The HBC types crystalline solar cells have between the amorphous Si layer β and the amorphous Si layer δ：

The position being made up of the amorphous Si of i types, it is connected with the amorphous Si layer γ, and is configured as passing through first metal Between layer and the second metal layer；With

By the position formed with the amorphous Si of the first conductivity type identical conductivity type, it is connected with the amorphous Si layer δ, and Configured along the position being made up of the amorphous Si of i types.

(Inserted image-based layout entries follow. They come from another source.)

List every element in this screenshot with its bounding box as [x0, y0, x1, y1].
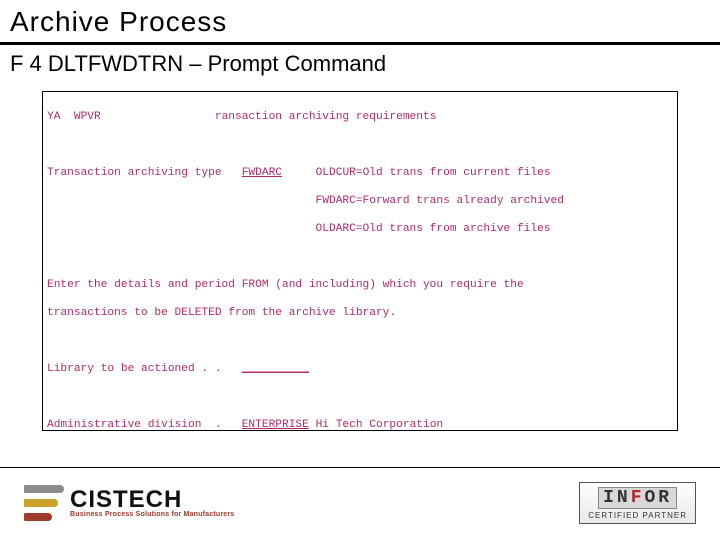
cistech-logo-text: CISTECH	[70, 489, 182, 511]
cistech-logo: CISTECH Business Process Solutions for M…	[24, 485, 234, 521]
cistech-logo-icon	[24, 485, 64, 521]
field-archiving-type[interactable]: FWDARC	[242, 167, 282, 179]
slide-subtitle: F 4 DLTFWDTRN – Prompt Command	[0, 45, 720, 79]
infor-tagline: CERTIFIED PARTNER	[588, 512, 687, 520]
infor-logo-text: INFOR	[598, 487, 677, 509]
field-library[interactable]: __________	[242, 363, 309, 375]
term-instr2: transactions to be DELETED from the arch…	[47, 306, 671, 320]
cistech-tagline: Business Process Solutions for Manufactu…	[70, 511, 234, 518]
slide-title: Archive Process	[0, 0, 720, 45]
term-header: YA WPVR ransaction archiving requirement…	[47, 110, 671, 124]
infor-logo: INFOR CERTIFIED PARTNER	[579, 482, 696, 524]
footer-divider	[0, 467, 720, 468]
field-admin-division[interactable]: ENTERPRISE	[242, 419, 309, 431]
term-type-row: Transaction archiving type FWDARC OLDCUR…	[47, 166, 671, 180]
terminal-screen: YA WPVR ransaction archiving requirement…	[42, 91, 678, 431]
term-instr1: Enter the details and period FROM (and i…	[47, 278, 671, 292]
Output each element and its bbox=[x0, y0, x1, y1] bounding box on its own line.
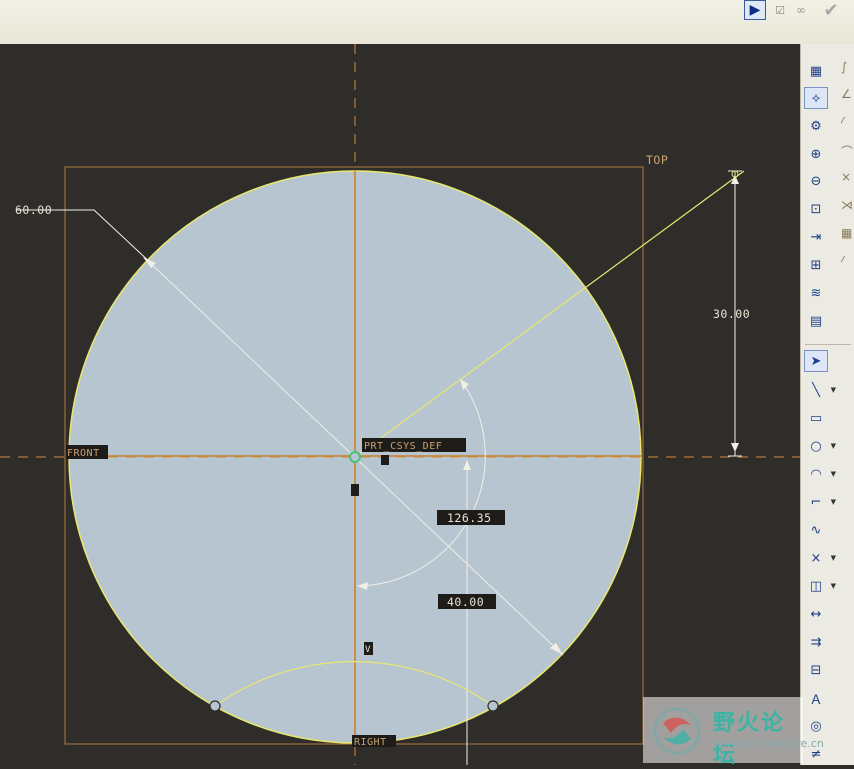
watermark-url: www.proewildfire.cn bbox=[713, 737, 824, 750]
secondary-tool-icon[interactable]: ∫ bbox=[841, 60, 854, 82]
v-constraint-marker bbox=[351, 484, 359, 496]
arc-endpoint-right[interactable] bbox=[487, 700, 499, 712]
sketch-canvas[interactable]: V 60.00 30.00 126.35 40.00 TOP FRONT PRT… bbox=[0, 44, 800, 765]
diameter-dim-text[interactable]: 60.00 bbox=[15, 203, 52, 217]
line-icon[interactable]: ╲ ▼ bbox=[804, 379, 836, 401]
select-arrow-icon[interactable]: ➤ bbox=[804, 350, 828, 372]
glasses-icon[interactable]: ∞ bbox=[790, 0, 812, 20]
arc-endpoint-left[interactable] bbox=[209, 700, 221, 712]
sketch-view-icon[interactable]: ⟡ bbox=[804, 87, 828, 109]
snapshot-icon[interactable]: ▤ bbox=[804, 310, 828, 332]
secondary-tool-icon[interactable]: ⌒ bbox=[841, 143, 854, 165]
reference-icon[interactable]: ⇥ bbox=[804, 226, 828, 248]
h-constraint-marker bbox=[381, 455, 389, 465]
checkmark-icon[interactable]: ✔ bbox=[820, 0, 842, 21]
circle-icon[interactable]: ○ ▼ bbox=[804, 435, 836, 457]
layers-icon[interactable]: ≋ bbox=[804, 282, 828, 304]
front-datum-label: FRONT bbox=[67, 448, 100, 459]
fillet-icon[interactable]: ⌐ ▼ bbox=[804, 491, 836, 513]
v-constraint-text: V bbox=[365, 645, 371, 655]
secondary-tool-icon[interactable]: × bbox=[841, 170, 854, 192]
right-datum-label: RIGHT bbox=[354, 737, 387, 748]
palette-icon[interactable]: ◎ bbox=[804, 715, 828, 737]
sketch-setup-icon[interactable]: ▦ bbox=[804, 60, 828, 82]
secondary-tool-icon[interactable]: ⁄ bbox=[841, 115, 854, 137]
refit-icon[interactable]: ⊡ bbox=[804, 198, 828, 220]
secondary-tool-icon[interactable]: ⁄ bbox=[841, 254, 854, 276]
top-datum-label: TOP bbox=[646, 153, 668, 167]
secondary-tool-icon[interactable]: ∠ bbox=[841, 87, 854, 109]
secondary-tool-icon[interactable]: ▦ bbox=[841, 226, 854, 248]
angle-dim-text[interactable]: 126.35 bbox=[447, 511, 492, 525]
watermark-logo-icon bbox=[653, 707, 701, 755]
play-icon[interactable]: ▶ bbox=[744, 0, 766, 20]
dimension-icon[interactable]: ↔ bbox=[804, 603, 828, 625]
text-icon[interactable]: Ａ bbox=[804, 687, 828, 709]
secondary-tool-icon[interactable]: ⋊ bbox=[841, 198, 854, 220]
spline-icon[interactable]: ∿ bbox=[804, 519, 828, 541]
orient-icon[interactable]: ⚙ bbox=[804, 115, 828, 137]
zoom-in-icon[interactable]: ⊕ bbox=[804, 143, 828, 165]
constraint-icon[interactable]: ⊟ bbox=[804, 659, 828, 681]
arc-icon[interactable]: ◠ ▼ bbox=[804, 463, 836, 485]
vertical-dim-text[interactable]: 30.00 bbox=[713, 307, 750, 321]
csys-datum-label: PRT_CSYS_DEF bbox=[364, 441, 442, 452]
modify-icon[interactable]: ⇉ bbox=[804, 631, 828, 653]
offset-icon[interactable]: ◫ ▼ bbox=[804, 575, 836, 597]
point-icon[interactable]: × ▼ bbox=[804, 547, 836, 569]
text-dim-icon[interactable]: ⊞ bbox=[804, 254, 828, 276]
center-point[interactable] bbox=[349, 451, 361, 463]
watermark: 野火论坛 www.proewildfire.cn bbox=[643, 697, 824, 768]
radius-dim-text[interactable]: 40.00 bbox=[447, 595, 484, 609]
checkbox-icon[interactable]: ☑ bbox=[774, 0, 786, 20]
top-toolbar: ▶ ☑ ∞ ✔ bbox=[0, 0, 854, 45]
zoom-out-icon[interactable]: ⊖ bbox=[804, 170, 828, 192]
right-toolbar: ▦ ⟡ ⚙ ⊕ ⊖ ⊡ ⇥ ⊞ ≋ ▤ ➤ ╲ ▼ ▭ ○ ▼ ◠ ▼ ⌐ ▼ ∿ × ▼… bbox=[800, 44, 854, 765]
rectangle-icon[interactable]: ▭ bbox=[804, 407, 828, 429]
toolbar-separator bbox=[805, 344, 851, 345]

9. a kind of HBC types crystalline solar cells, possess：

Substrate, it is made up of the silicon metal of the first conductivity type；

The amorphous Si layer γ of amorphous Si layer α and the i type of i types, one incident with light is located at equivalent to the substrate with continuous cover The mode of the another side of the opposite side in face configures；

With the amorphous Si layer β of the first conductivity type identical conductivity type, to match somebody with somebody in a manner of covering the amorphous Si layer α of the i types Put；

The amorphous Si layer δ of the conductivity type different from first conductivity type, to match somebody with somebody in a manner of covering the amorphous Si layer γ of the i types Put；

The first metal layer, covered in a manner of covering the amorphous Si layer β；With

Second metal layer, configured in a manner of covering the amorphous Si layer δ,

The HBC types crystalline solar cells have between the amorphous Si layer β and the amorphous Si layer δ：

The position being made up of the amorphous Si of i types, it is connected with the amorphous Si layer γ, and is configured as passing through first metal Between layer and the second metal layer；With

The position being made up of the amorphous Si of the conductivity type different from first conductivity type, it is connected with the amorphous Si layer δ, and Configured along the position being made up of the amorphous Si of i types.